Benito Carbone (Italy)
Sydney FC, 2006
Eager to fill Yorke’s sizeable void, the Sky Blues handed another former star of English football a four-match deal with a view to a permanent move. Carbone’s debut suggested they had once again hit the jackpot, with the little attacking midfielder setting up two goals – including one with an exquisite back-heel – and scoring one as Sydney emphatically won 4-1 away to Adelaide United. After netting a free-kick in his third game, however, the former Inter Milan and Sheffield Wednesday man sustained a hamstring tear that ruled him out for two months. Dissuaded by Carbone’s injury problems, Sydney elected against increasing their initial contract offer, which the 35-year-old had rejected.

Romario (Brazil)
Adelaide United, 2006-07
Over two decades since he made his professional debut, the 40-year-old Baixinho (Shortie) signed a big-money four-match deal with The Reds. There was a carnival atmosphere, with samba drums beating and Brazilian dancers performing, during his first two outings, but both ended with Romario drawing blanks and Adelaide losing.

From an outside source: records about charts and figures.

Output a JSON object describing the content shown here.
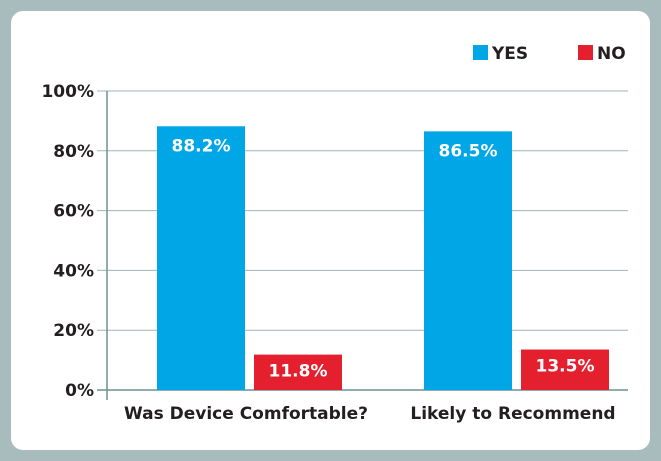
{
  "chart_data": {
    "type": "bar",
    "title": "",
    "xlabel": "",
    "ylabel": "",
    "categories": [
      "Was Device Comfortable?",
      "Likely to Recommend"
    ],
    "series": [
      {
        "name": "YES",
        "color": "#00a6e5",
        "values": [
          88.2,
          86.5
        ],
        "labels": [
          "88.2%",
          "86.5%"
        ]
      },
      {
        "name": "NO",
        "color": "#e5202e",
        "values": [
          11.8,
          13.5
        ],
        "labels": [
          "11.8%",
          "13.5%"
        ]
      }
    ],
    "ylim": [
      0,
      100
    ],
    "yticks": [
      0,
      20,
      40,
      60,
      80,
      100
    ],
    "ytick_labels": [
      "0%",
      "20%",
      "40%",
      "60%",
      "80%",
      "100%"
    ],
    "grid": true,
    "legend": "top-right"
  }
}
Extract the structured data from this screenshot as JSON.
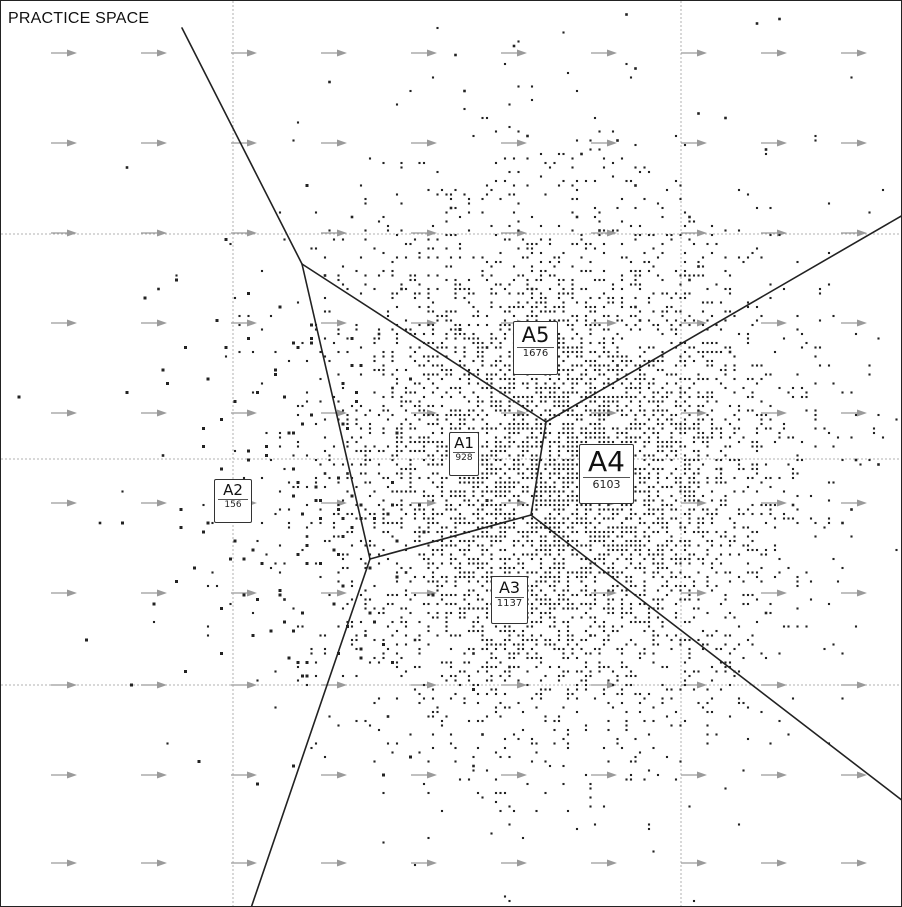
{
  "title": "PRACTICE SPACE",
  "colors": {
    "background": "#ffffff",
    "boundary_line": "#222222",
    "grid_line": "#b0b0b0",
    "arrow": "#9a9a9a",
    "dot": "#222222"
  },
  "grid": {
    "dashed_lines": true,
    "arrow_direction": "right"
  },
  "regions": [
    {
      "id": "A1",
      "name": "A1",
      "count": "928"
    },
    {
      "id": "A2",
      "name": "A2",
      "count": "156"
    },
    {
      "id": "A3",
      "name": "A3",
      "count": "1137"
    },
    {
      "id": "A4",
      "name": "A4",
      "count": "6103"
    },
    {
      "id": "A5",
      "name": "A5",
      "count": "1676"
    }
  ]
}
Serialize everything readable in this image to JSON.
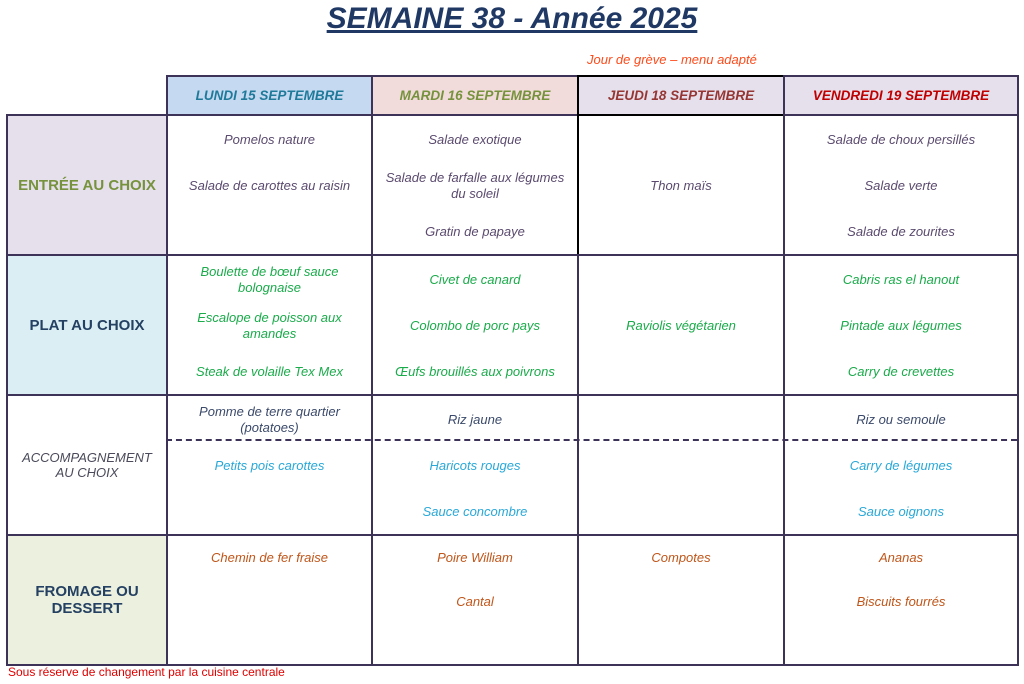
{
  "title": "SEMAINE 38 - Année 2025",
  "note": "Jour de grève – menu adapté",
  "footer": "Sous réserve de changement par la cuisine centrale",
  "days": [
    {
      "label": "LUNDI 15 SEPTEMBRE",
      "color": "#1f7a9a",
      "bg": "#c5d9f1"
    },
    {
      "label": "MARDI 16 SEPTEMBRE",
      "color": "#76923c",
      "bg": "#f2dcdb"
    },
    {
      "label": "JEUDI 18 SEPTEMBRE",
      "color": "#963634",
      "bg": "#e6e0ec"
    },
    {
      "label": "VENDREDI 19 SEPTEMBRE",
      "color": "#c00000",
      "bg": "#e6e0ec"
    }
  ],
  "rows": [
    {
      "label": "ENTRÉE AU CHOIX",
      "color": "#76923c",
      "bg": "#e6e0ec",
      "cells": [
        [
          "Pomelos nature",
          "Salade de carottes au raisin",
          null
        ],
        [
          "Salade exotique",
          "Salade de farfalle aux légumes du soleil",
          "Gratin de papaye"
        ],
        [
          null,
          "Thon maïs",
          null
        ],
        [
          "Salade de choux persillés",
          "Salade verte",
          "Salade de zourites"
        ]
      ]
    },
    {
      "label": "PLAT AU CHOIX",
      "color": "#244062",
      "bg": "#dbeef4",
      "cells": [
        [
          "Boulette de bœuf sauce bolognaise",
          "Escalope de poisson aux amandes",
          "Steak de volaille Tex Mex"
        ],
        [
          "Civet de canard",
          "Colombo de porc pays",
          "Œufs brouillés aux poivrons"
        ],
        [
          null,
          "Raviolis végétarien",
          null
        ],
        [
          "Cabris ras el hanout",
          "Pintade aux légumes",
          "Carry de crevettes"
        ]
      ]
    },
    {
      "label": "ACCOMPAGNEMENT AU CHOIX",
      "color": "#4a4a5a",
      "bg": "#ffffff",
      "cells": [
        [
          "Pomme de terre quartier (potatoes)",
          "Petits pois carottes",
          null
        ],
        [
          "Riz jaune",
          "Haricots rouges",
          "Sauce concombre"
        ],
        [
          null,
          null,
          null
        ],
        [
          "Riz ou semoule",
          "Carry de légumes",
          "Sauce oignons"
        ]
      ]
    },
    {
      "label": "FROMAGE OU DESSERT",
      "color": "#244062",
      "bg": "#ebf1de",
      "cells": [
        [
          "Chemin de fer fraise",
          null,
          null
        ],
        [
          "Poire William",
          "Cantal",
          null
        ],
        [
          "Compotes",
          null,
          null
        ],
        [
          "Ananas",
          "Biscuits fourrés",
          null
        ]
      ]
    }
  ],
  "colors": {
    "entree": "#5a4a6e",
    "plat": "#1aab4a",
    "accomp_top": "#3b4a6b",
    "accomp_bottom": "#29a8d8",
    "dessert": "#c0561a"
  }
}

The marksman who inspired Brazil to USA 1994 glory was then substituted with his side losing at home to rock-bottom New Zealand Knights, with his replacement Travis Dodd helping United earn a point. Finally, in his last appearance, Romario scored and Adelaide won. It was one of the ugliest goals of the Barcelona legend’s career, but they all count – that one helped United edge Newcastle Jets 3-2 and qualify for the play-offs in second place, and himself move onto 987 career goals by his personal count.

Jardel (Brazil)
Newcastle Jets, 2007-08
The New South Wales side made the former Brazil striker their marquee signing ahead of the A-League’s third season, but he was unrecognisable from the man who scored more goals than he played games over six seasons in Portugal between 1996 and 2003. An overweight Jardel was relegated to the bench after just one appearance and, although club owner Con Constantine persistently urged coach Gary van Egmond to give the two-time European Golden Shoe winner a run in the team, the former eventually admitted the latter had been right after the 34-year-old was still goalless following 11 matches for the Jets. Jardel left Hunter Stadium in the January, and six weeks later Newcastle became A-League champions.

Juninho Paulista (Brazil)
Sydney FC, 2007-08
“He’s every striker’s dream,” said Alex Brosque of Sydney team-mate Juninho Paulista. “He creates opportunities for you out of nothing.” And that the 2002 FIFA World Cup Korea/Japan winner did with monotonous regularity for Brosque and Co when he was on the pitch. The problem with the former Middlesbrough and Atletico Madrid genius was that consistent injuries limited him to just 14 appearances in the 2007/08 A-League, and prompted the club to release him at the end of the season.

Robbie Fowler (England)
North Queensland Fury, 2009-10
Perth Glory, 2010-11
North Queensland Fury made the Liverpool legend their marquee signing for their inaugural A-League campaign, and although the 34-year-old scored a few spectacular goals, his form was inconsistent as the club failed to make the play-offs. Following a contractual dispute, Fowler moved across Australia to Perth Glory. The former England striker scored nine goals in 28 appearances for the Western Australia outfit, who finished a disappointing second-bottom of the 2010/11 A-League’s regular season. Fowler swiftly ended his Australian adventure for “family reasons”.